Editor’s note: This article is the seventh in a series, “Full-Spectrum: Capabilities and Authorities in Cyber and the Information Environment.” The series endeavors to present expert commentary on diverse issues surrounding US competition with peer and near-peer competitors in the cyber and information spaces. Read all articles in the series here.
Special thanks to series editors Capt. Maggie Smith, PhD of the Army Cyber Institute and MWI fellow Dr. Barnett S. Koven.

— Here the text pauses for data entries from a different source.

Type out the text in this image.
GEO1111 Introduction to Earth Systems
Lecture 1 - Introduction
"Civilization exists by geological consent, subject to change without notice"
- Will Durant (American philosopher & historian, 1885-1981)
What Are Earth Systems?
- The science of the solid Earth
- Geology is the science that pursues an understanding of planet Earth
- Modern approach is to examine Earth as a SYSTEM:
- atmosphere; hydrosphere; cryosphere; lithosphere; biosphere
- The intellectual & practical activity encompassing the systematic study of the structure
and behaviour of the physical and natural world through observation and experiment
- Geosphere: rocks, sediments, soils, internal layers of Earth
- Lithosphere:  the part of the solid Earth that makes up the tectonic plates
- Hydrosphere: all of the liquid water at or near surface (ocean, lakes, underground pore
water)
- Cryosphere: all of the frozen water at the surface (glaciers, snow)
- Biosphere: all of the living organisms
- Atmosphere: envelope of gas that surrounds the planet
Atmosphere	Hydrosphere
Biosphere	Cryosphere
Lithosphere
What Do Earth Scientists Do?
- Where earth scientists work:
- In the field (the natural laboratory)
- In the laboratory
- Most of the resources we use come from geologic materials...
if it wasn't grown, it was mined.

Every day, military aircraft move people and parts around the globe. As part of United States Transportation Command (TRANSCOM), planes are used to transport resupply to the European theater, insert special operations forces into Iraq and Syria, and—if necessary—transport the nation’s nuclear weapons in its hour of need. In an average week, USTRANSCOM completes more than 1,900 air missions, supporting everything from humanitarian relief operations to personal property shipments. But when it comes to a shipment of spare parts—or a routine trip to a conference—using military aircraft is both impractical and expensive compared to commercial air solutions. In the case of transport, the Department of Defense relies on a reasonable mix of government and commercial solutions. Similarly, when it comes to cloud computing, a reasonable mix is also in order: certain use cases are better suited to commercial clouds, like Amazon Web Services (AWS), however, government-owned clouds can often get the job done inexpensively and without cost overruns.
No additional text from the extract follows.